Conrad and I had a good time batting it around a bit after accepting the fact that "in conversation" meant we could talk about whatever we damn well pleased, even if it had no significance. We could talk about our bladder problems or the hair growing in our ears, and even though we didn't, we could have.
When it was over, members of the audience came up and told us about incidents in their own lives that related to what we'd said. Cinelli was watching and noticed that I hadn't seemed to be listening to them. I appeared to be off in space where I sometimes dwell. I wasn't connecting with anyone.
I thought about that over the next few days, especially after seeing the movie "The Visitor" at a Laemmle theater in the Valley. I don't usually hustle movies, but if you want to see a gem, this one is it. And it's all about connections.
Richard Jenkins plays the part of a lonely, solemn widower who bonds with a young Syrian musician and his Senegalese girlfriend, in this country illegally. The musician teaches him to play West African drums, and the shared rhythms of the beat and the charm of the young couple slowly melt the widower's stoicism. When he meets the young man's mother, the linkage between two cultures is complete.

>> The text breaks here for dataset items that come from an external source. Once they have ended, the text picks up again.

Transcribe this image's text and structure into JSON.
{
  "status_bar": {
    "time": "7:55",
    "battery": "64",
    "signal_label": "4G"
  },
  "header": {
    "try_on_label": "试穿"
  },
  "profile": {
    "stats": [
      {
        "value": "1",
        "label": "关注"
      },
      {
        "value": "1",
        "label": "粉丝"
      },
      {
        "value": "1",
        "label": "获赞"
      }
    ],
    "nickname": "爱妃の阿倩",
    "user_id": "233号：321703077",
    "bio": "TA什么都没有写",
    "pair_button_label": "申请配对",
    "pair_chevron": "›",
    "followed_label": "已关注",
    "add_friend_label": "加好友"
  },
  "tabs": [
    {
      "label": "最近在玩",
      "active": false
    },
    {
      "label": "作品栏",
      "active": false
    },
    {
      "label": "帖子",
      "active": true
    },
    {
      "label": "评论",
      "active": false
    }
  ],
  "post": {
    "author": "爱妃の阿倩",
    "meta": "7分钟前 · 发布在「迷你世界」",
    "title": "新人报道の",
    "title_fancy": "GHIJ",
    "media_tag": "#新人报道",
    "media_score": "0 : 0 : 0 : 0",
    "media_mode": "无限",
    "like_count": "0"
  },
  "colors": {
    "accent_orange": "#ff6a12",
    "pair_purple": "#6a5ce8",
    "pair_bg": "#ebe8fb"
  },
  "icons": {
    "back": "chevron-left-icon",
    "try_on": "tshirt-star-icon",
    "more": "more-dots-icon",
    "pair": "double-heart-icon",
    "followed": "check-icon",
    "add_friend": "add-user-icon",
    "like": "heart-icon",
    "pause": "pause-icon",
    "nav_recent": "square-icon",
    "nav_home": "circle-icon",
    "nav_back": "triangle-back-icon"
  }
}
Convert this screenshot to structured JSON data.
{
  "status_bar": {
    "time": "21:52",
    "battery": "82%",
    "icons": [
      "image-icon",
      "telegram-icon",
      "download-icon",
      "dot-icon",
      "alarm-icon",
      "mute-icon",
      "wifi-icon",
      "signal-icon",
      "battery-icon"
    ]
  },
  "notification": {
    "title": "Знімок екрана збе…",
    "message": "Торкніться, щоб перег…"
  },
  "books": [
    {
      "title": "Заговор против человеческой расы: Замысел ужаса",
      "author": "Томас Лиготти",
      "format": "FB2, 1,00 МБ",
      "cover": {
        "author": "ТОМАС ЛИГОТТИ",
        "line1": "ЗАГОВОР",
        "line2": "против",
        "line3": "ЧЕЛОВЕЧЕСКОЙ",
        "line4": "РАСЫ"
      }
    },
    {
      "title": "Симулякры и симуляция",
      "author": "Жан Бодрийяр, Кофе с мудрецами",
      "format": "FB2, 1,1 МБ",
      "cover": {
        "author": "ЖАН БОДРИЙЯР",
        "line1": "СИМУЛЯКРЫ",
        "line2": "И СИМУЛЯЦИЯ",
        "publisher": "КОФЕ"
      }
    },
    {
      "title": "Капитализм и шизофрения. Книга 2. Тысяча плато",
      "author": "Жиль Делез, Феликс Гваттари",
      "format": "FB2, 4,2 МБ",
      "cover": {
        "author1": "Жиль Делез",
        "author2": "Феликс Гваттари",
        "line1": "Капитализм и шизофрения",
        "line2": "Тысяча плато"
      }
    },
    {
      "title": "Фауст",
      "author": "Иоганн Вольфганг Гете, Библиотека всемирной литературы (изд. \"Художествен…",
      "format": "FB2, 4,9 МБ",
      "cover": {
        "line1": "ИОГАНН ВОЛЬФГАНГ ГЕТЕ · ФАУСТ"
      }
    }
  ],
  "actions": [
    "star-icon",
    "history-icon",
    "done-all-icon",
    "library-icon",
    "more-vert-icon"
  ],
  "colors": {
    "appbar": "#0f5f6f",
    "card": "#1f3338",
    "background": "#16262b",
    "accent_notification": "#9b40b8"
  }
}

I won't go into the whole plot, but I came out of the movie thinking how much richer and more peaceful the world would be if we could all make the same kinds of connections that appeared on the screen. There are a lot of ways to do that.
For instance, Cinelli is the kind of person who is able to leave herself open to connections.
People just naturally meander over to talk with her, and before long they're old friends. I usually stand to one side and pretend I'm just there to help carry things.
As an indication of her powers of connection, on a flight back from Sacramento, she sat next to a 13-year-old girl.
By the time the plane landed at Burbank less than an hour later, Cinelli had learned: the girl's parents were divorced, her father lived in Sacramento and her mother in L.A., her father had several girlfriends, her former stepfather was a teacher and a lovely man and a 14-year-old friend was probably pregnant.